Data Exploration¶
These plots are in beta, if you get an error while computing them please let us know.
Histogram of valid sensed hours¶
See Histogram of Valid Sensed Hours Config Code
Rule Chain:
- Rule:
rules/preprocessing.smk/download_dataset
- Rule:
rules/preprocessing.smk/readable_datetime
- Rule:
rules/preprocessing.smk/phone_sensed_bins
- Rule:
rules/preprocessing.smk/phone_valid_sensed_days
- Rule:
rules/reports.smk/histogram_valid_sensed_hours
Parameters of histogram_valid_sensed_hours Rule:
Name | Description |
---|---|
plot | Whether the rule is executed or not.

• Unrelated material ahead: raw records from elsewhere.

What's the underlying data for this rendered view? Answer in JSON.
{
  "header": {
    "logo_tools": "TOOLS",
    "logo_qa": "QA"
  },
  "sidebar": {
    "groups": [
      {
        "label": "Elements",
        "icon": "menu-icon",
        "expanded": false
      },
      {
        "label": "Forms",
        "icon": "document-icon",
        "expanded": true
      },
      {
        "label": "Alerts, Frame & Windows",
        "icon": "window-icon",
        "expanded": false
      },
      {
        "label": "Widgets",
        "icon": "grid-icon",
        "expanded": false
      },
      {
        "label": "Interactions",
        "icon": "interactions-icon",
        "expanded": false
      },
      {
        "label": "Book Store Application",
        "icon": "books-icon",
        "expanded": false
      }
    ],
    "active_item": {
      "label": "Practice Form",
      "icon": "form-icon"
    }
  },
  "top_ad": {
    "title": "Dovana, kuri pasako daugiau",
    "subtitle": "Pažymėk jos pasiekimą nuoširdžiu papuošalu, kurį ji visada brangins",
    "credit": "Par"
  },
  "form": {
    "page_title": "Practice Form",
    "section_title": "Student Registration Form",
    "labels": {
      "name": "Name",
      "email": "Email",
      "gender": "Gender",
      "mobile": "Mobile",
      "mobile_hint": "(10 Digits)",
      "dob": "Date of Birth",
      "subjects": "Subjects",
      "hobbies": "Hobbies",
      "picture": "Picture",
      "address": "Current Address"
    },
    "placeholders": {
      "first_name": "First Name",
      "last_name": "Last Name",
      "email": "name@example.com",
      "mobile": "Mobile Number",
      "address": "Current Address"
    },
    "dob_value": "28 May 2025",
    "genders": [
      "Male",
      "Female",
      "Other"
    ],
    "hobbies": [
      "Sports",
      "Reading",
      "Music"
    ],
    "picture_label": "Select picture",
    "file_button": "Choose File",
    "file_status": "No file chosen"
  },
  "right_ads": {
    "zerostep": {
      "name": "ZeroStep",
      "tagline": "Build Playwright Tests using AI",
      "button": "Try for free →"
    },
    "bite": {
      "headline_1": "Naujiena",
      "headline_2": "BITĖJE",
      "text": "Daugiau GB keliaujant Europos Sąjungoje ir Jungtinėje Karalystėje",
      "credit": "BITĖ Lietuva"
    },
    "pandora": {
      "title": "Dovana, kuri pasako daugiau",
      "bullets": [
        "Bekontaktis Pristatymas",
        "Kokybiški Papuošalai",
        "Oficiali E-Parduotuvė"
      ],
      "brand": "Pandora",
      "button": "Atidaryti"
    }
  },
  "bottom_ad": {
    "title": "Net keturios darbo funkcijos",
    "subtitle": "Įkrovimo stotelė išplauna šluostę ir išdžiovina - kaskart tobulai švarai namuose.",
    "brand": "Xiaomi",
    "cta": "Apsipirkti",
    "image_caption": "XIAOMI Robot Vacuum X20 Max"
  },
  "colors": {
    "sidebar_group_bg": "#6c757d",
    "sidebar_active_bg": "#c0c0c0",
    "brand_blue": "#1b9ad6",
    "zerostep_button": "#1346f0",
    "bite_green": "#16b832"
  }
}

The available options are True and False . |
min_valid_bins_per_hour | The minimum valid bins an hour should have to be considered valid. A valid bin has at least 1 row of data. It modifies the way we compute phone valid days. Read PHONE_VALID_SENSED_BINS for more information. |
min_valid_hours_per_day | The minimum valid hours a day should have to be considered valid. It modifies the way we compute phone valid days. Read PHONE_VALID_SENSED_DAYS for more information. |
Observations:
This histogram shows the valid sensed hours of all participants processed in RAPIDS (See valid sensed bins and days sections). It can be used as a rough indication of the AWARE client monitoring coverage during a study for all participants. See Figure 1.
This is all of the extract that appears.